While Microsoft missed the boat with Blu-ray in the last generation, it made up for it with the Xbox One. It's debatable where gaming is headed. Some believe digital downloads still have a ways to go, while others believe streaming games via the cloud is the future.

Something everyone can agree on is this: physical media — optical discs; specifically Blu-ray discs — is becoming less desirable every year. We listen to our music and watch our movies streamed from the cloud to small set-top boxes, tablets, smartphones or directly to our TVs, so why not gaming?

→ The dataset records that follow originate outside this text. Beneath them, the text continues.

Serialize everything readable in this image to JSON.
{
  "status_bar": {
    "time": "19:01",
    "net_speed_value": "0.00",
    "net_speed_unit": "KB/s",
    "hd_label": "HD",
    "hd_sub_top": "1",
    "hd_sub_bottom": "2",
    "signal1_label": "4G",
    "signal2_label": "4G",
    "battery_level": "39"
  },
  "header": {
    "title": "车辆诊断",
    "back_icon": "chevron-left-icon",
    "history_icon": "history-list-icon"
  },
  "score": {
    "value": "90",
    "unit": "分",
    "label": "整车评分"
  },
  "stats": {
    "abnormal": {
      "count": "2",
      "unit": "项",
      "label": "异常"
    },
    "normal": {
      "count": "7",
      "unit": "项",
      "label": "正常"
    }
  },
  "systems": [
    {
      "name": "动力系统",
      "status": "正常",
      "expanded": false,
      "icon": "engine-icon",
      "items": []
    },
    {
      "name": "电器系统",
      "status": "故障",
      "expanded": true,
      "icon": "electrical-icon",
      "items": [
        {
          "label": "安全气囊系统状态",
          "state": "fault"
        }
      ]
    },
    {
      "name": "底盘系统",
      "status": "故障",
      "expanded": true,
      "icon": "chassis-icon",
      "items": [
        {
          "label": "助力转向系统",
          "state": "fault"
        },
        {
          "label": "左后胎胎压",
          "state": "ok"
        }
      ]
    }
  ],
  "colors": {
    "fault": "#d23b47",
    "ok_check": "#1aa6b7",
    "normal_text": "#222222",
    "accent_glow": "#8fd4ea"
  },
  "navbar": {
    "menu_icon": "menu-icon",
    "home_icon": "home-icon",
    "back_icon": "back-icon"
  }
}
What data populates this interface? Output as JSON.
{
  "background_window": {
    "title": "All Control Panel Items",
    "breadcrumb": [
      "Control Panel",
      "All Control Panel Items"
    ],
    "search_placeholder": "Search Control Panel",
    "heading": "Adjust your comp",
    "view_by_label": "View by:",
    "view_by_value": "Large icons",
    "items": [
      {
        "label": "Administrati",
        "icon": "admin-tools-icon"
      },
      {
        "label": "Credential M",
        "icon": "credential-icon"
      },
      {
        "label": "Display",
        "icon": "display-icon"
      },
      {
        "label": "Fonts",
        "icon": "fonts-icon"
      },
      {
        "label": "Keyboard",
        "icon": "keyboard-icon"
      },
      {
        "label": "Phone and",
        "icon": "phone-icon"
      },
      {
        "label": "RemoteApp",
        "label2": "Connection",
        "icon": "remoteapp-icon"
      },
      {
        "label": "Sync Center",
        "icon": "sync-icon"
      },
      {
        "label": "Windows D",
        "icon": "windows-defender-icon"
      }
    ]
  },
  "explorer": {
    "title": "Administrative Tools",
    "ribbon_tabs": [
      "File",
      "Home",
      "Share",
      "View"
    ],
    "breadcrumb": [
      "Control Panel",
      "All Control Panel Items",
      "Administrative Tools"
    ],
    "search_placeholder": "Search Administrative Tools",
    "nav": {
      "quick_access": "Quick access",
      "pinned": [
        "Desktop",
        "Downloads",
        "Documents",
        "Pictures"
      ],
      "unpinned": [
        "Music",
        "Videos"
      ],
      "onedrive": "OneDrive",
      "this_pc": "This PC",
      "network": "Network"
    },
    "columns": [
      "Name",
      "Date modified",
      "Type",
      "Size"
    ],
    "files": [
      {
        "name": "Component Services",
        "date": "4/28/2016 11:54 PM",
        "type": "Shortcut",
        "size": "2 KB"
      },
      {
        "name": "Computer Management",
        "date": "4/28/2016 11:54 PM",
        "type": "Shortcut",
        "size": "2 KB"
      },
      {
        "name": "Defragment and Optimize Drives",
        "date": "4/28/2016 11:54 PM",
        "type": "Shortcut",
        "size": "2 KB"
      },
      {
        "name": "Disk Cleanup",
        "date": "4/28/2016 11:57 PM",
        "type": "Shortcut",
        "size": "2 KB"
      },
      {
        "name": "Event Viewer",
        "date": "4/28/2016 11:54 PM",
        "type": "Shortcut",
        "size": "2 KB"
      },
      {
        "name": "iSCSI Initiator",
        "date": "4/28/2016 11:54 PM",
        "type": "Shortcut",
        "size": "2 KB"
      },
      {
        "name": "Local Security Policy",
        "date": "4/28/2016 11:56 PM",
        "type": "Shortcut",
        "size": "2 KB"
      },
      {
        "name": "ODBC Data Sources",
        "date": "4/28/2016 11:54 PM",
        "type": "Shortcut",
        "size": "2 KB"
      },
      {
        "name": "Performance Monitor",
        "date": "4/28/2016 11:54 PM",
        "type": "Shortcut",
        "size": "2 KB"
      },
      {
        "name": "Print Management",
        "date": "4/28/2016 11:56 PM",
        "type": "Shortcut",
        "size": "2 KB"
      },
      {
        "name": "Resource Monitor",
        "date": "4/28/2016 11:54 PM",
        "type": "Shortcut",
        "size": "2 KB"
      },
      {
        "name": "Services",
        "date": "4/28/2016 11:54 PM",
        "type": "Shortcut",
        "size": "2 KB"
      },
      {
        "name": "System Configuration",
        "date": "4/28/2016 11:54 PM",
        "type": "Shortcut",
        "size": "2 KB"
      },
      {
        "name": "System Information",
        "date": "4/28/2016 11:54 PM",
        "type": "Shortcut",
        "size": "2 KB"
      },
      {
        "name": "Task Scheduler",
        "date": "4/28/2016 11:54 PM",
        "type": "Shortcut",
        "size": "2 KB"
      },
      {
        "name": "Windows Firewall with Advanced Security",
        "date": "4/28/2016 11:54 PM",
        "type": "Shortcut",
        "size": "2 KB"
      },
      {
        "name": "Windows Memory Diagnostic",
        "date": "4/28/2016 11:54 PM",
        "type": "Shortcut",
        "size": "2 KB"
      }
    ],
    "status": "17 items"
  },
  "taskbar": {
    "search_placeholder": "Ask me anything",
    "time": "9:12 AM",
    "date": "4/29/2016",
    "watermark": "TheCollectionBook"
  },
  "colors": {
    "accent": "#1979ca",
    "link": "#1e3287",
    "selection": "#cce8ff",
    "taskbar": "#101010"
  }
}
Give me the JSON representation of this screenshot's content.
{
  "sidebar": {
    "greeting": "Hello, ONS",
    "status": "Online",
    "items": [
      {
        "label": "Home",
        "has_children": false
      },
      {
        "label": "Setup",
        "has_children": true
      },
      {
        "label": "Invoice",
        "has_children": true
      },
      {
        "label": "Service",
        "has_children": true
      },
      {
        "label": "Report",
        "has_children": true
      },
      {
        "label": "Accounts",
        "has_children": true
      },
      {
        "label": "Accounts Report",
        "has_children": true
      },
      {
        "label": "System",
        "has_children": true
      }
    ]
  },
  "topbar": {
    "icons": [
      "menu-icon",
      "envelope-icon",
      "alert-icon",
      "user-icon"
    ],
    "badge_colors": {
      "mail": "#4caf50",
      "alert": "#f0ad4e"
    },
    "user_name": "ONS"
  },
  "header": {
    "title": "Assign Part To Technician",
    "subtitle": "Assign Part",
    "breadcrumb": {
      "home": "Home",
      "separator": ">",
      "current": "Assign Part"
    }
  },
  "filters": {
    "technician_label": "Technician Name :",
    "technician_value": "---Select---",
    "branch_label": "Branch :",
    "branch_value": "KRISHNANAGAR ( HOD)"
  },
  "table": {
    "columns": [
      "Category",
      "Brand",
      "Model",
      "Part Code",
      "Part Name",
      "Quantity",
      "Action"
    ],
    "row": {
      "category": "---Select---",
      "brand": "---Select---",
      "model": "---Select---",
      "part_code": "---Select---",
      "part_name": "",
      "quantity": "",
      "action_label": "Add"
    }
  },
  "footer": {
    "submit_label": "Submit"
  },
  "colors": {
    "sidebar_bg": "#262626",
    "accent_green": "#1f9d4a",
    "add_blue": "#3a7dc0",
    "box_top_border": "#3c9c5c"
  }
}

Sony may be the first one out of the gate with its PlayStation Now game streaming service, but Microsoft could easily catch up. Microsoft has a strong cloud-based infrastructure already in place, so it's entirely possible for it to pull of a respectable cloud-streaming service and accompanying console, even if it is aimed at casual gamers.

In other Xbox news, the two reports also confirm a white-colored Xbox One is coming later this year. Additionally, a 1TB model could be released in November, too. (Current Xbox One consoles all come with 500GB hard drives). A revamped Xbox One dashboard with fixes and additions for features such as party chat and Xbox Live will drop in March.

NeoGAF, via The Verge

*Ripping on the Xbox One for being a behemoth of a box was unfair of me. It's large because Microsoft wanted to ensure the console had enough room for heat dissipation. Remember the Xbox 360 and its bloody Red Ring of Death? Yeah, Microsoft didn't want a repeat. Still, that's no excuse to give the Xbox One such a chunky-looking design.